Unlike Maryland, the Federal buyout, as you know, didn't eliminate the growing of tobacco; and in many States that have buyout programs they didn't eliminate the use of tobacco for smoking purposes. Maryland did. So that if we could give alternative uses for a product and get it out of the sale of use for smoking products, what a health benefit that would be for America.

So I suggest that this $400,000 is an extraordinarily good investment in health care, in the economy for our people.

Third, we are attempting to develop new technologies for producing leaf proteins. Leaf proteins are as nutritious as milk protein, but, unlike other protein sources, they are generally nonallergenic. Tobacco may be the largest producer of leaf proteins of any agricultural crop, but its historically inadequate processing technologies have limited their development.

Now, let me tell you something. The tobacco companies do not grow tobacco. They sell cigarettes. So they do not have an incentive to do this. The people who have an incentive to do it are the tobacco farmers, but, guess what, the tobacco farmers don't have a lot of money. It's the tobacco companies that have a lot of money.

So the tobacco companies rely on, I'm sure in your State as they do in mine, land grant institutions who have focused on agricultural research, as does the University of Maryland, as does the Beltsville Agricultural Research Center.

So I have some other things to say, but I think you get the point.

Mr. Flake is a friend of mine. I have great respect for Mr. Flake. Not only that, I think he offers his amendments in a very positive way. I've never seen him get mad at anybody. I've never seen him criticize anybody. I've never seen him say a cross word to anybody. He sets forth what is a correct proposition, that, look, we could save a lot of money by not having any of these earmarks and we wouldn't do this research or maybe the State could do it or maybe somehow the farmers could get together in a cooperative and do it. But they haven't done it and the Federal Government has historically invested in long-term progress.

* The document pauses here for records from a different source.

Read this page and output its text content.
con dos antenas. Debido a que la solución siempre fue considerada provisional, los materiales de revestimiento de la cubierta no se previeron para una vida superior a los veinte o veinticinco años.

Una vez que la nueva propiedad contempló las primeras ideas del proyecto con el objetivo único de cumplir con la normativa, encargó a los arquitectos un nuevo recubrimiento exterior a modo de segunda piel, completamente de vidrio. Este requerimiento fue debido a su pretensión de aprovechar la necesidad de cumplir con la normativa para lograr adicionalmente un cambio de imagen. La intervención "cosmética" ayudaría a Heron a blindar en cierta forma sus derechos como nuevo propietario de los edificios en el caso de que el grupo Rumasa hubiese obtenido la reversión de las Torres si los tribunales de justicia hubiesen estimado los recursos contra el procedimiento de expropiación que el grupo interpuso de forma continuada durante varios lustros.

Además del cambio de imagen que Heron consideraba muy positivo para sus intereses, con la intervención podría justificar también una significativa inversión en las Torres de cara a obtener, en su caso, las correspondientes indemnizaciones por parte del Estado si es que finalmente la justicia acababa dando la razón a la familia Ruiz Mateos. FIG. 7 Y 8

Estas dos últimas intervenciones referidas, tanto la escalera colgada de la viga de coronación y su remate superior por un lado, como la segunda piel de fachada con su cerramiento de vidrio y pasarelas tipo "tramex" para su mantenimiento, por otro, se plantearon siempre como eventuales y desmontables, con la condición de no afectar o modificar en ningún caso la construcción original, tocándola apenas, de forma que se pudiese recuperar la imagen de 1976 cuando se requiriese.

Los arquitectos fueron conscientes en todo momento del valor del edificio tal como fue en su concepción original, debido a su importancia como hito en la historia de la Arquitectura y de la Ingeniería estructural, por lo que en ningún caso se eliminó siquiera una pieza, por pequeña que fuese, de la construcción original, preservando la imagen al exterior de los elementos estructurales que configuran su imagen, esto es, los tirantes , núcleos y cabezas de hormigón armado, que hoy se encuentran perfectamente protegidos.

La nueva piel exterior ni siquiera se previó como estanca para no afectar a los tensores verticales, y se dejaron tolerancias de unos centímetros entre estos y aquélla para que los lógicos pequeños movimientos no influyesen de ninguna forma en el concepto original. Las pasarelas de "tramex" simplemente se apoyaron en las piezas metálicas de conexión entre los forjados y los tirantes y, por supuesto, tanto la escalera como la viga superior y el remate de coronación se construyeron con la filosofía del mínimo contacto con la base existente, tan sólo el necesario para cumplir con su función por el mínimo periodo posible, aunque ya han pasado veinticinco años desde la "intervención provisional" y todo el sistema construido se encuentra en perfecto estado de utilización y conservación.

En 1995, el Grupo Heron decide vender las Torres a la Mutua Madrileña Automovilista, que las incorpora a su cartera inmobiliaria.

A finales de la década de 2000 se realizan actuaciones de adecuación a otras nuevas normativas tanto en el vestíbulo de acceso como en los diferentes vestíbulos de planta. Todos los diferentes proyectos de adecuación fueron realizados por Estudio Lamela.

Now, very frankly, the best example is the space program. The space program has made an extraordinary contribution in the creation of jobs outside of the space program, and agricultural research colleges have done the same for farming and feeding the world. We honored with a gold medal a university professor who fed the world, billions.

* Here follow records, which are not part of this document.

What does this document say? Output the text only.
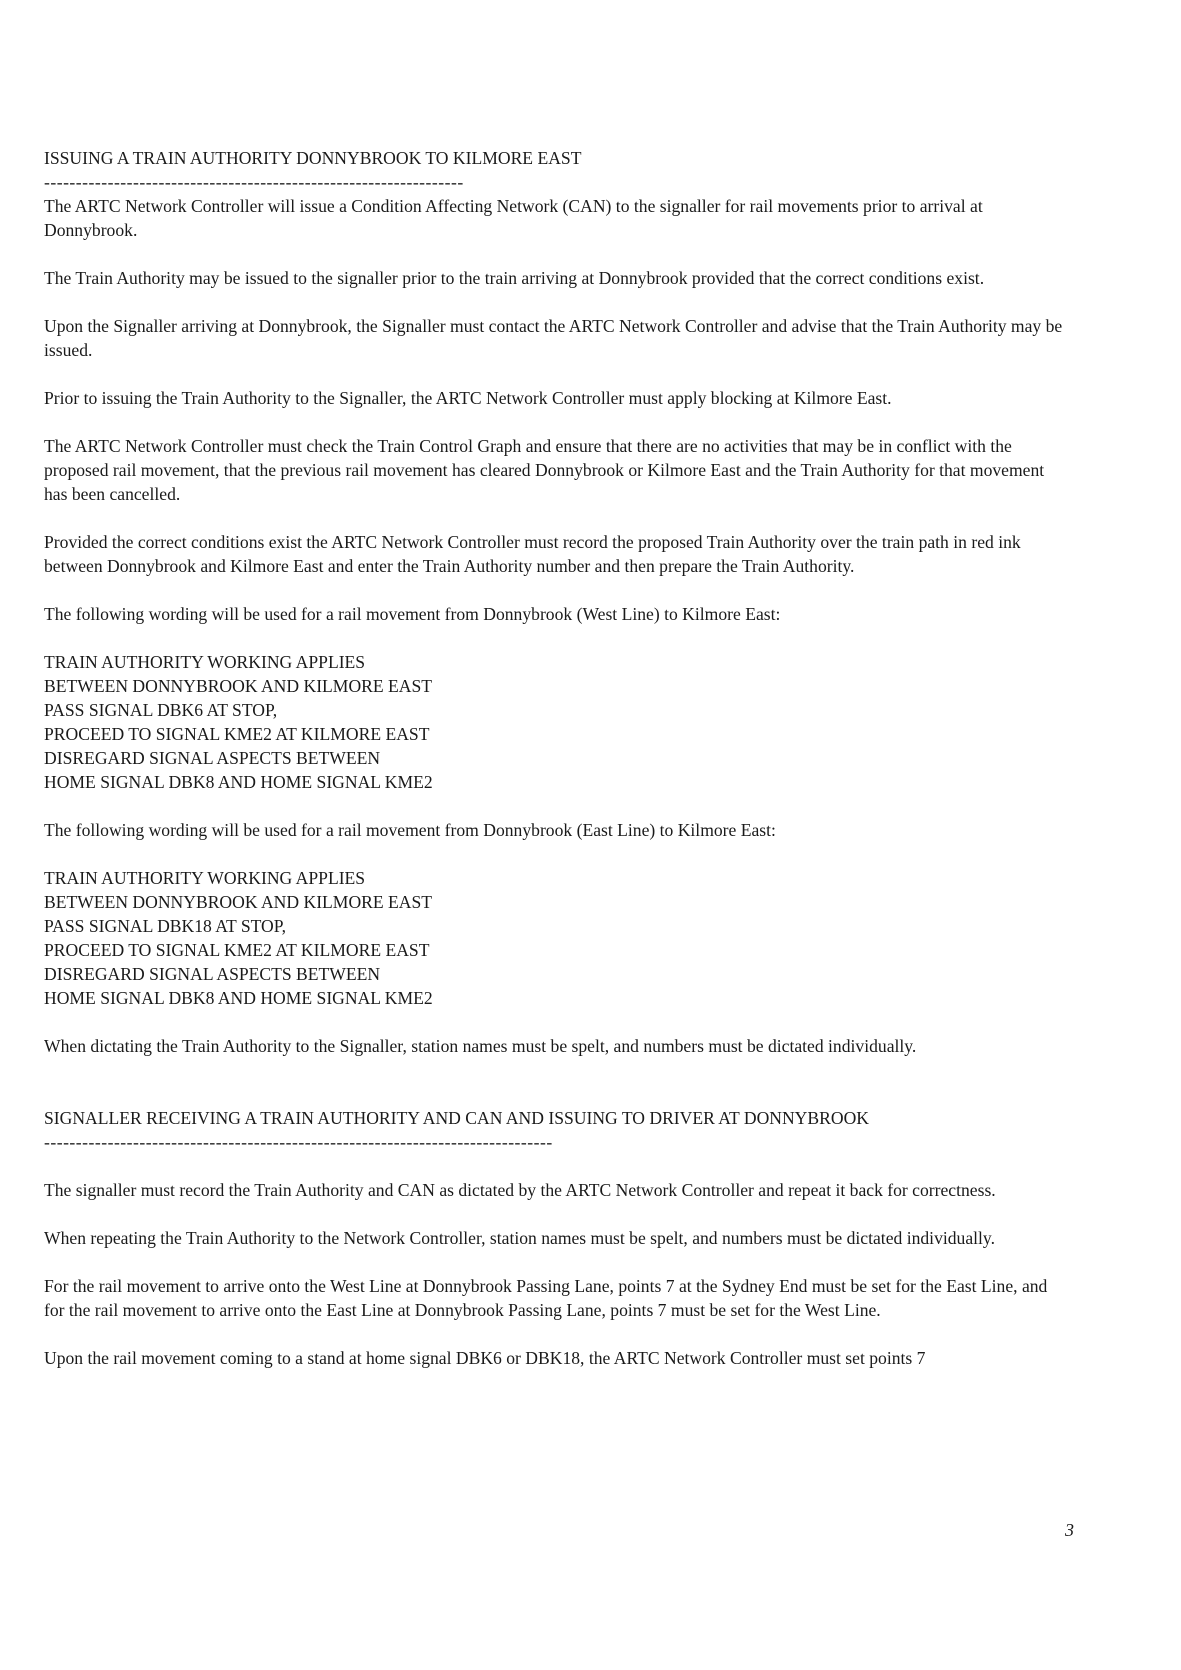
ISSUING A TRAIN AUTHORITY DONNYBROOK TO KILMORE EAST

------------------------------------------------------------------

The ARTC Network Controller will issue a Condition Affecting Network (CAN) to the signaller for rail movements prior to arrival at Donnybrook.

The Train Authority may be issued to the signaller prior to the train arriving at Donnybrook provided that the correct conditions exist.

Upon the Signaller arriving at Donnybrook, the Signaller must contact the ARTC Network Controller and advise that the Train Authority may be issued.

Prior to issuing the Train Authority to the Signaller, the ARTC Network Controller must apply blocking at Kilmore East.

The ARTC Network Controller must check the Train Control Graph and ensure that there are no activities that may be in conflict with the proposed rail movement, that the previous rail movement has cleared Donnybrook or Kilmore East and the Train Authority for that movement has been cancelled.

Provided the correct conditions exist the ARTC Network Controller must record the proposed Train Authority over the train path in red ink between Donnybrook and Kilmore East and enter the Train Authority number and then prepare the Train Authority.

The following wording will be used for a rail movement from Donnybrook (West Line) to Kilmore East:

TRAIN AUTHORITY WORKING APPLIES

BETWEEN DONNYBROOK AND KILMORE EAST

PASS SIGNAL DBK6 AT STOP,

PROCEED TO SIGNAL KME2 AT KILMORE EAST

DISREGARD SIGNAL ASPECTS BETWEEN

HOME SIGNAL DBK8 AND HOME SIGNAL KME2

The following wording will be used for a rail movement from Donnybrook (East Line) to Kilmore East:

TRAIN AUTHORITY WORKING APPLIES

BETWEEN DONNYBROOK AND KILMORE EAST

PASS SIGNAL DBK18 AT STOP,

PROCEED TO SIGNAL KME2 AT KILMORE EAST

DISREGARD SIGNAL ASPECTS BETWEEN

HOME SIGNAL DBK8 AND HOME SIGNAL KME2

When dictating the Train Authority to the Signaller, station names must be spelt, and numbers must be dictated individually.

SIGNALLER RECEIVING A TRAIN AUTHORITY AND CAN AND ISSUING TO DRIVER AT DONNYBROOK

--------------------------------------------------------------------------------

The signaller must record the Train Authority and CAN as dictated by the ARTC Network Controller and repeat it back for correctness.

When repeating the Train Authority to the Network Controller, station names must be spelt, and numbers must be dictated individually.

For the rail movement to arrive onto the West Line at Donnybrook Passing Lane, points 7 at the Sydney End must be set for the East Line, and for the rail movement to arrive onto the East Line at Donnybrook Passing Lane, points 7 must be set for the West Line.

Upon the rail movement coming to a stand at home signal DBK6 or DBK18, the ARTC Network Controller must set points 7

3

So I ask my friends, this is $400,000. We will spend $400,000 in Baghdad in the next hour or so. I don't know what the Citizens Against Government Waste think of that, and I frankly don't think they think of this particular item. I understand that. They think generally we ought to stop wasting government money. I agree absolutely.

And if you think research in a product to turn it to pharmaceutical use, if you think that research in a product to turn it to better energy production, if you think research in a product that may be available to give us better protein production, then I think, my friends, Mr. Obey has said, we get the point. So I say this, and I'm laughing, this is a serious investment in good things for all people.

I hope that, notwithstanding the fact that he is my friend, that you will reject the gentleman's amendment, and I thank you for the time.